Croatia

Too brief, so friendly

 

I’ve given up trying to keep maps. The GPS logger wasn’t behaving and Croatia has infected me with a very comfortable lack of organisation and orderliness.

 

Some friends on Facebook have recently accused us of being fantastically organized . If that were true we would have known that Croatia does not use the Euro before we crossed the border. We might have have known that to visit the museum in the salt pans on the border that you need to have your passport because we might have known that there is border control between Slovenia and Croatia, and that the road to the museum takes off between the two passport points. We might not have learned that the traffic on their main roads is deadly, but that the people are the friendliest and most generous you could find anywhere once they step out of their cars.

 

However travelling our way, finding out where we will be staying a couple of hours before we arrive at the most, quite often sorting the details of the route as we arrive at the next village, is the most rewarding and entertaining way to get around this country. As one recently returned refugee told us, “ I lived for years in Holland and I couldn’t stand the level of organisation.
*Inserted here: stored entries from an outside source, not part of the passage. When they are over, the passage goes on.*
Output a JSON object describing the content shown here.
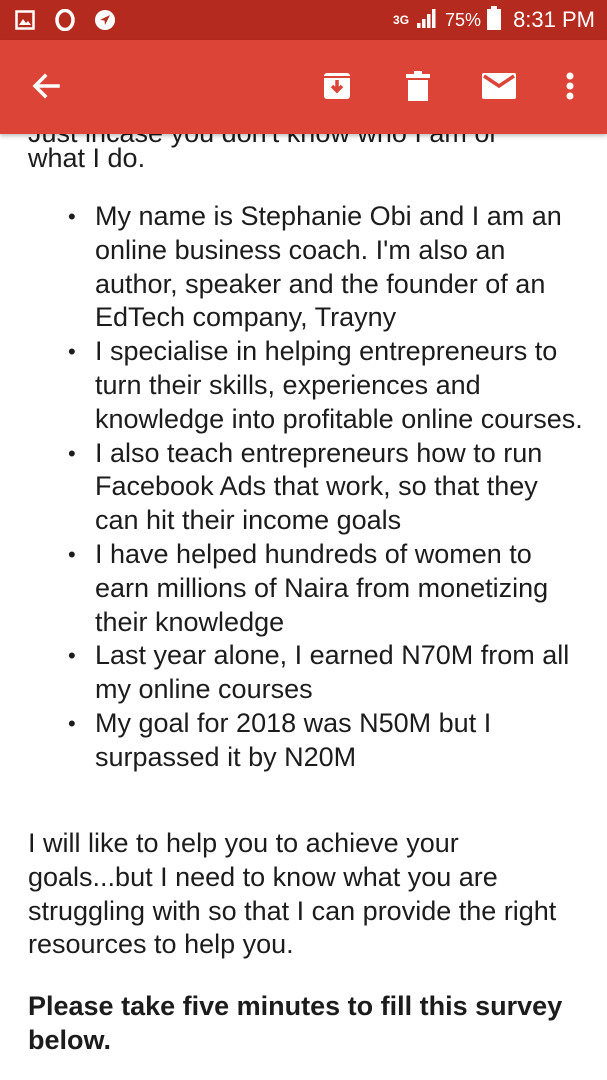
{
  "status_bar": {
    "network_type": "3G",
    "battery": "75%",
    "time": "8:31 PM"
  },
  "app_bar": {
    "back_icon": "arrow-left-icon",
    "archive_icon": "archive-icon",
    "delete_icon": "trash-icon",
    "mark_unread_icon": "envelope-icon",
    "more_icon": "more-vert-icon",
    "background": "#db4437",
    "status_background": "#b52a1f"
  },
  "email": {
    "partial_line": "Just incase you don't know who I am or",
    "intro_end": "what I do.",
    "points": [
      "My name is Stephanie Obi and I am an online business coach. I'm also an author, speaker and the founder of an EdTech company, Trayny",
      "I specialise in helping entrepreneurs to turn their skills, experiences and knowledge into profitable online courses.",
      "I also teach entrepreneurs how to run Facebook Ads that work, so that they can hit their income goals",
      "I have helped hundreds of women to earn millions of Naira from monetizing their knowledge",
      "Last year alone, I earned N70M from all my online courses",
      "My goal for 2018 was N50M but I surpassed it by N20M"
    ],
    "help_paragraph": "I will like to help you to achieve your goals...but I need to know what you are struggling with so that I can provide the right resources to help you.",
    "cta": "Please take five minutes to fill this survey below."
  }
}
I came back because I love the improvisation of life in Croatia.”

 

Organised travellers would not have stumbled upon the stone shelters known here as kazun, utterly similar to the borries we chanced upon in Provence, they would be unlikely to find the Roman pottery and villa ruins that were open to walk through on the almost unmarked trail around part of the coast, or the small Roman theatre in Pula because they would have paid to go into the coliseum (we didn’t) and not made the effort to go  the top of the hill, or if they had, would have paid to go into the castle there rather than find their way around the back of it. Improvisation rules.

 

We did have an itinerary. Down the coast to Pula, ferry hop down the islands to Korcula, hang out there until it was time to get a ferry to Italy’s east coast, then make our way up to Venice where we could pack up the bikes, send the batteries back to Cologne where they could be included in the next shipment to NZ, and catch our flight.

 

Guess what? A lot of the ferries don’t take bikes and they had stopped running in early October anyway. The weather became less bike friendly and the traffic had terrified us, so all our planning came to nothing luckily, because we decided to hole up somewhere attractive instead of Pula, found ourselves at Bale up in the hills on the back roads, an untouched old stone village with the world’s most generous hostess (free second night, free dinner, snacks and even stored our bikes in her tiny living space to keep them safe and dry), and were treated to a spontaneous concert on the street by Klapa Valdibora, an a capella group of blokes who had recently won a competition in Paris.

 

We biked up through the smallest, quietest roads we could find for a day or two to pick up the Parenzana bike trail which follows an old rail track to Trieste, soaked up some more Croatian style friendship and generosity, and finally hopped back into Slovenia to wait out the next bout of rotten weather before making our way back into storm beleaguered Italy. Venice has just has the worst floods since 1966.

 

Plans are good, itineraries are useful I’m sure but they wouldn’t have helped us discover a real Croatia that exists not very far under the cloak of seaside tourism.